I find the whole concept interesting, because nursing looks completely different from one floor to the next. L&D nurses don't do what med-surg nurses do. Rehab nurses don't do what oncology nurses do. Heck, even time in the ICU (often quoted as the ideal place to grow wanna-be-PACU-nurses) doesn't teach you how to move a patient through the PACU, and PACU (considered by some to be critical care or at least acute) has little to do with the flow of the ED or the ICU. If floating is going to be a regular part of the job, shouldn't hospitals invest in cross-training?
My hospital has a float pool, but it feeds the med-surg and geropsych units. Is it time to develop specialty float pools for critical care (ICU/PACU/ED/cath lab) or periop (pre/post/OR) or something? Hmmm...

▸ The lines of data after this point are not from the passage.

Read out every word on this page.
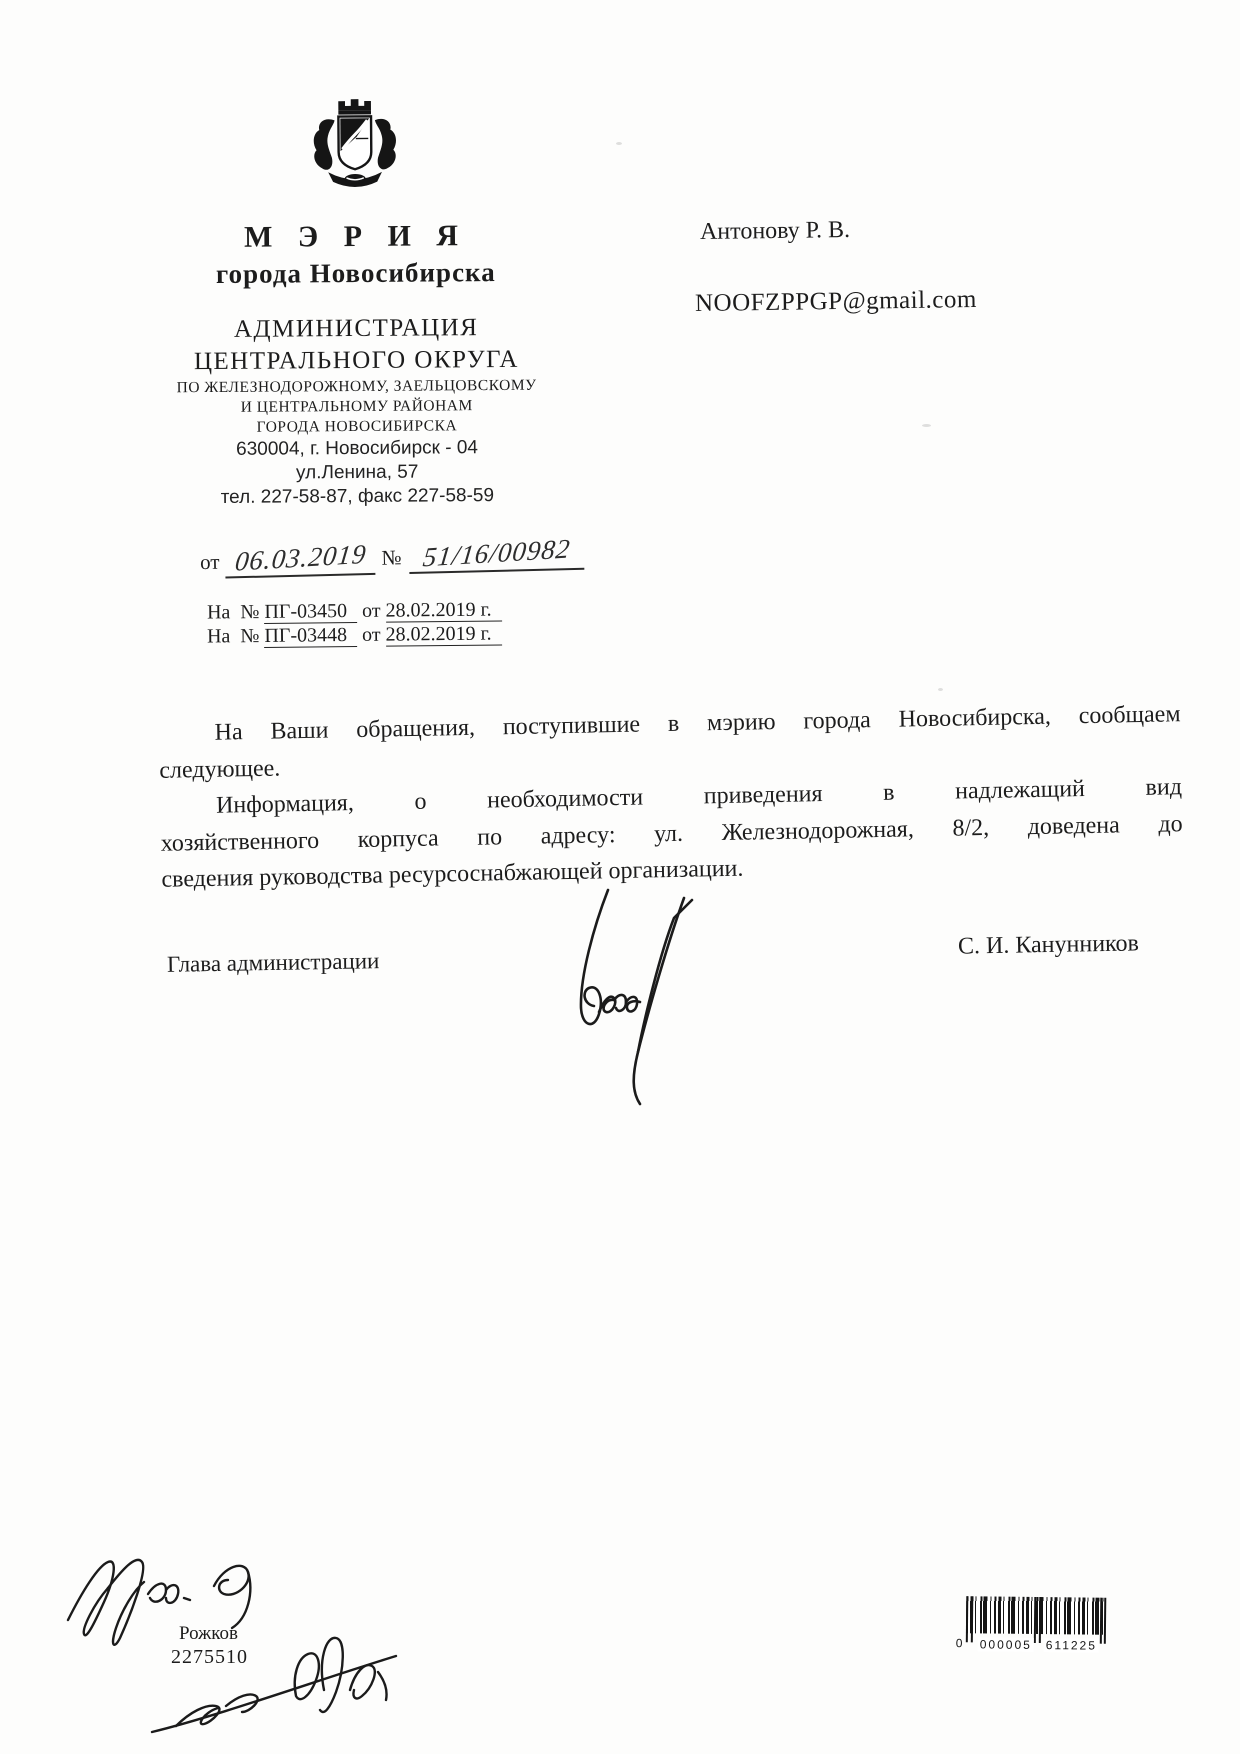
М Э Р И Я
города Новосибирска
АДМИНИСТРАЦИЯ
ЦЕНТРАЛЬНОГО ОКРУГА
ПО ЖЕЛЕЗНОДОРОЖНОМУ, ЗАЕЛЬЦОВСКОМУ
И ЦЕНТРАЛЬНОМУ РАЙОНАМ
ГОРОДА НОВОСИБИРСКА
630004, г. Новосибирск - 04
ул.Ленина, 57
тел. 227-58-87, факс 227-58-59
от 06.03.2019 № 51/16/00982
На № ПГ-03450 от 28.02.2019 г.
На № ПГ-03448 от 28.02.2019 г.
Антонову Р. В.
NOOFZPPGP@gmail.com
На Ваши обращения, поступившие в мэрию города Новосибирска, сообщаем
следующее.
Информация, о необходимости приведения в надлежащий вид
хозяйственного корпуса по адресу: ул. Железнодорожная, 8/2, доведена до
сведения руководства ресурсоснабжающей организации.
Глава администрации
С. И. Канунников
Рожков
2275510
0 000005 611225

- 0Aug 25, '12 by canadian_nurslingI'm still a student, but I managed to find a job as a nursing attendant a few months ago. Oddly they only hire students as floats - something I think is dangerous. Granted its not the same level of care I'd provide as an rn, it's still throwing green experience in a new area every day. I think the worst part is I am not to have access to any patient information aside from what's on the census. A huge part of my job is sitting constant with a patient all shift but not being allowed to access information that can impact their care makes me queezy - I've been turning down shifts because of this coupled with th fact that I'm always on a different unit. If places are going to insist on floating, there should only be a small number of units each person is able to go to...say 3 or 4 max, and all should be similar types of patients. All I can think is "UNSAFE" when it comes to floating all over in areas you're not familiar with.